Cancer Epidemiol Biomarkers Prev. 2005 Sep;14(9):2098-105. PMID: 16172216
Channing Laboratory, Department of Medicine, Brigham and Women's Hospital and Harvard Medical School, Boston, MA 02115, USA. firstname.lastname@example.org
BACKGROUND: A history of diabetes mellitus and a diet high in glycemic load are both potential risk factors for pancreatic cancer. Sugar-sweetened soft drinks are a prevalent source of readily absorbable sugars and have been associated with an increased risk of obesity and diabetes. We investigated whether higher consumption of sugar-sweetened soft drinks increases the risk of pancreatic cancer. METHODS: We examined the relation between consumption of sugar-sweetened soft drinks and the development of pancreatic cancer in the Nurses' Health Study and the Health Professionals Follow-up Study. Among 88,794 women and 49,364 men without cancer at baseline, we documented 379 cases of pancreatic cancer during up to 20 years of follow-up. Soft drink consumption was first assessed at baseline (1980 for the women, 1986 for the men) and updated periodically thereafter. RESULTS: Compared with participants who largely abstained from sugar-sweetened soft drinks, those who consumed more than three sugar-sweetened soft drinks weekly experienced overall a multivariate relative risk (RR) of pancreatic cancer of 1.13 [95% confidence interval (95% CI), 0.81-1.58; P for trend = 0.47]. Women in the highest category of sugar-sweetened soft drink intake did experience a significant increase in risk (RR, 1.57; 95% CI, 1.02-2.41; P for trend = 0.05), whereas there was no association between sweetened soft drink intake and pancreatic cancer among men.
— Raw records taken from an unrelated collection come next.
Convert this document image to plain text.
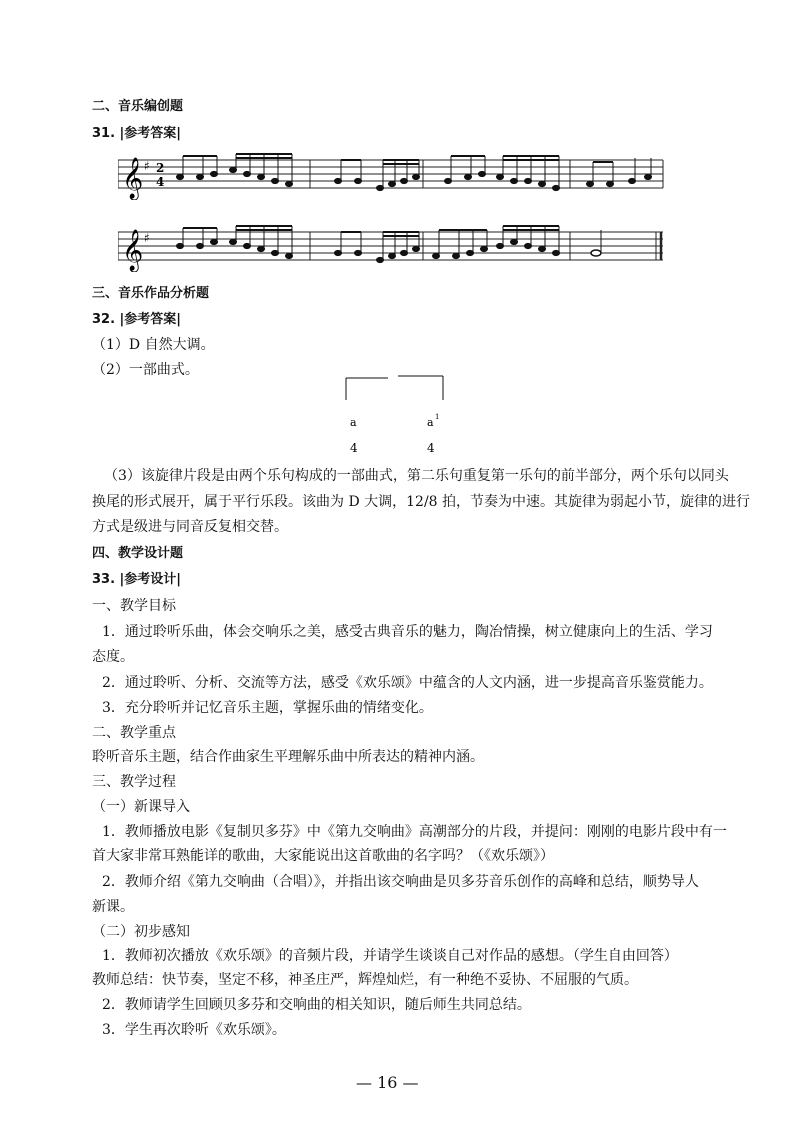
二、音乐编创题
31. |参考答案|
𝄞 ♯ 2
4
𝄞 ♯
三、音乐作品分析题
32. |参考答案|
（1）D 自然大调。
（2）一部曲式。
a	a 1
4	4
（3）该旋律片段是由两个乐句构成的一部曲式，第二乐句重复第一乐句的前半部分，两个乐句以同头
换尾的形式展开，属于平行乐段。该曲为 D 大调，12/8 拍，节奏为中速。其旋律为弱起小节，旋律的进行
方式是级进与同音反复相交替。
四、教学设计题
33. |参考设计|
一、教学目标
1．通过聆听乐曲，体会交响乐之美，感受古典音乐的魅力，陶冶情操，树立健康向上的生活、学习
态度。
2．通过聆听、分析、交流等方法，感受《欢乐颂》中蕴含的人文内涵，进一步提高音乐鉴赏能力。
3．充分聆听并记忆音乐主题，掌握乐曲的情绪变化。
二、教学重点
聆听音乐主题，结合作曲家生平理解乐曲中所表达的精神内涵。
三、教学过程
（一）新课导入
1．教师播放电影《复制贝多芬》中《第九交响曲》高潮部分的片段，并提问：刚刚的电影片段中有一
首大家非常耳熟能详的歌曲，大家能说出这首歌曲的名字吗？（《欢乐颂》）
2．教师介绍《第九交响曲（合唱）》，并指出该交响曲是贝多芬音乐创作的高峰和总结，顺势导人
新课。
（二）初步感知
1．教师初次播放《欢乐颂》的音频片段，并请学生谈谈自己对作品的感想。（学生自由回答）
教师总结：快节奏，坚定不移，神圣庄严，辉煌灿烂，有一种绝不妥协、不屈服的气质。
2．教师请学生回顾贝多芬和交响曲的相关知识，随后师生共同总结。
3．学生再次聆听《欢乐颂》。
— 16 —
Among women, the risk associated with higher sugar-sweetened soft drink was limited to those with elevated body mass index (>25 kg/m(2); RR, 1.89; 95% CI, 0.96-3.72) or with low physical activity (RR, 2.02; 95% CI, 1.06-3.85). In contrast, consumption of diet soft drinks was not associated with an elevated pancreatic cancer risk in either cohort. CONCLUSION: Although soft drink consumption did not influence pancreatic cancer risk among men, consumption of sugar-sweetened soft drinks may be associated with a modest but significant increase in risk among women who have an underlying degree of insulin resistance.